Beritaterheboh.com - Rizky Febrian menceritakan masa-masa terakhir meninggalnya mendiang ibunya, Lina Jubaedah, yang sekaligus mantan Istri Komedian Entis Sutisna alias Sule. Lina meninggal diduga meninggal dunia dalam perjalanan menuju rumah sakit, dari rumahnya di Jalan Neptunus, Margahayu, Bandung, Sabtu (4/1).

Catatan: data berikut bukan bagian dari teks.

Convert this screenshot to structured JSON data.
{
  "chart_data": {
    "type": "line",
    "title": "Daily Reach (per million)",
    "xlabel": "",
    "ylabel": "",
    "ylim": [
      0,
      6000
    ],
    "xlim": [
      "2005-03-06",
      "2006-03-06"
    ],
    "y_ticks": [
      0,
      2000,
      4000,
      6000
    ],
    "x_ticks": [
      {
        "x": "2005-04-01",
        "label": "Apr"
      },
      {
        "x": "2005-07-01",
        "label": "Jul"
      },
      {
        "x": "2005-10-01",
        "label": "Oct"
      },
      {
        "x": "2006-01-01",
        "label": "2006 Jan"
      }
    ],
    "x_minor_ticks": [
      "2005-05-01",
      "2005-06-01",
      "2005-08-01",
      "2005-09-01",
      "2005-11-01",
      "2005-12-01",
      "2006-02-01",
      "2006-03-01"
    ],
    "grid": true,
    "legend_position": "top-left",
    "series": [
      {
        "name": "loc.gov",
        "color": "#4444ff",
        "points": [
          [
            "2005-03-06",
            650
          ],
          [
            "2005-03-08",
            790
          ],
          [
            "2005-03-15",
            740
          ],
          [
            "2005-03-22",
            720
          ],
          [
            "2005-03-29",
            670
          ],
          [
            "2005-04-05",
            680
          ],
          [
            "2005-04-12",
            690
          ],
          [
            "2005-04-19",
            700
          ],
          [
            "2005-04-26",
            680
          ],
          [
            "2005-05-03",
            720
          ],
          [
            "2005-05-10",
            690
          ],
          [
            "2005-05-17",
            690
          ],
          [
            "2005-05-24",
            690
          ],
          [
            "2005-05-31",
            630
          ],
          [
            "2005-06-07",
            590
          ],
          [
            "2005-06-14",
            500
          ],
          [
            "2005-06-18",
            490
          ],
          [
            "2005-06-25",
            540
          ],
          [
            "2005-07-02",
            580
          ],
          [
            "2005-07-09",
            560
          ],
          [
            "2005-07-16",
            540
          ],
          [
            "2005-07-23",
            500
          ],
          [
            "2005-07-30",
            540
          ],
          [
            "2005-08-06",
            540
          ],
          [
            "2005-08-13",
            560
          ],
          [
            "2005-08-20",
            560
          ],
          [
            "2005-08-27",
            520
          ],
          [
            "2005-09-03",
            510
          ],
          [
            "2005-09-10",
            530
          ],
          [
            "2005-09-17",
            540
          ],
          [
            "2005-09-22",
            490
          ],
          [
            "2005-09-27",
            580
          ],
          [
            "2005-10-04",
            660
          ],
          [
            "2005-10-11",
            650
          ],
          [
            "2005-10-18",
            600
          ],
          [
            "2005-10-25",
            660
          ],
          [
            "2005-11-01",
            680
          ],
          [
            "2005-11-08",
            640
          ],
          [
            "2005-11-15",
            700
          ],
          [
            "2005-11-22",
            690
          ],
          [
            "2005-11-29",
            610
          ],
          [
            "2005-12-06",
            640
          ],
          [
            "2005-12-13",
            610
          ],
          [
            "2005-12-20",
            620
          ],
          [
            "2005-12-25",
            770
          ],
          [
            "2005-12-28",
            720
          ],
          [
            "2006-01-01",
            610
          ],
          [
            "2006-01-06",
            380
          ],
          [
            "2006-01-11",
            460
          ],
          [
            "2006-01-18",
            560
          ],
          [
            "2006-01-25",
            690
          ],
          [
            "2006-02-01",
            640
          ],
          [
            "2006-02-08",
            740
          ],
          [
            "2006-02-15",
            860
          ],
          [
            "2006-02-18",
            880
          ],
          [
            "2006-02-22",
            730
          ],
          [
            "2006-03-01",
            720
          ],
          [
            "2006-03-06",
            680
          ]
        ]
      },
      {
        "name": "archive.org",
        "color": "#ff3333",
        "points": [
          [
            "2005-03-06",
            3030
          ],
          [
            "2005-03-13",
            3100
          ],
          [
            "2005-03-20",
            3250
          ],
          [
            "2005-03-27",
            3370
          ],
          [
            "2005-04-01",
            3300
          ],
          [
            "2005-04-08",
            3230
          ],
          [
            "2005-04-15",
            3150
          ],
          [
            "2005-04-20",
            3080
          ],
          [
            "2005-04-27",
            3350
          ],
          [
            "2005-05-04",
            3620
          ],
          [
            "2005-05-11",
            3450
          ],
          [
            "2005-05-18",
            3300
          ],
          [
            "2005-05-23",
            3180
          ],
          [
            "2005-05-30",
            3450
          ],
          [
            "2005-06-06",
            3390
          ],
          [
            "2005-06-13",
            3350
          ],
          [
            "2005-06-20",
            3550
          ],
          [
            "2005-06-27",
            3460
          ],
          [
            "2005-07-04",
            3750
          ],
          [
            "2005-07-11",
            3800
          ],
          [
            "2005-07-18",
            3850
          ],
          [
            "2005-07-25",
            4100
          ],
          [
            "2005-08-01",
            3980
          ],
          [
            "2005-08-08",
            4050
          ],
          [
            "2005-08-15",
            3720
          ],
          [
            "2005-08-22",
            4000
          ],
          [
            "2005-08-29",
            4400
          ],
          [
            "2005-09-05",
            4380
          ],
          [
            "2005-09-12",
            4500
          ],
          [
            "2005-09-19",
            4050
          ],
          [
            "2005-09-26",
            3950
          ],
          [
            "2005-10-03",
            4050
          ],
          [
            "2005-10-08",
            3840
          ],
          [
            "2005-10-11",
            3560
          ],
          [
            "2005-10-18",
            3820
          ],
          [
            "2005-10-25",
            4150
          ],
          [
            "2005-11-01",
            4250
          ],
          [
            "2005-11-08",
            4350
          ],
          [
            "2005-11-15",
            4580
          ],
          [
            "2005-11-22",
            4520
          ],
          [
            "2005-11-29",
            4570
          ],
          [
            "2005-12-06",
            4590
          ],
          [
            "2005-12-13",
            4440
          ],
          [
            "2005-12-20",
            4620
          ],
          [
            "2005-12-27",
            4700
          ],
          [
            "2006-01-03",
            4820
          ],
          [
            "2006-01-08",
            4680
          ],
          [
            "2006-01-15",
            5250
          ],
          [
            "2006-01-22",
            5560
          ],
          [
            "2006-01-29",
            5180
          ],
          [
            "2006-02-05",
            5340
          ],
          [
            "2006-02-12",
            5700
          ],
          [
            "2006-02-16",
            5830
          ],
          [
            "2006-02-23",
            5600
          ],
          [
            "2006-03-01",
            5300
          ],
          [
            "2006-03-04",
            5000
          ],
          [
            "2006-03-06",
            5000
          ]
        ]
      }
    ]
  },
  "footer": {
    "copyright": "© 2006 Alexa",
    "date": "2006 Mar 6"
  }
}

Iki, panggilan akrab Rizky, mengatakan setelah dikabarkan meninggal, ada beberapa pihak yang menyebut Lina mati suri. Alih-alih memercayai kabar itu, Iki memilih untuk menyerahkan segala keputusan pada Allah SWT.

"Tadi ada yang ngomong mati suri segala macam, kita lebih percaya sama di atas. Walaupun tadi ada yang bilang badannya kembali anget ini, itu, mungkin Allah punya rencana yang lebih baik," tuturnya saat ditemui di rumah duka, Jumat (4/1)..

1. Bagi Rizky, Lina meninggal bukan karena penyakit jantung

Menurutnya, Lina sebelumnya memang tidak memiliki riwayat sakit jantung. Namun, sempat beberapa kali Lina sempat mengeluh karena sesak nafas dan asam lambung sering kambuh.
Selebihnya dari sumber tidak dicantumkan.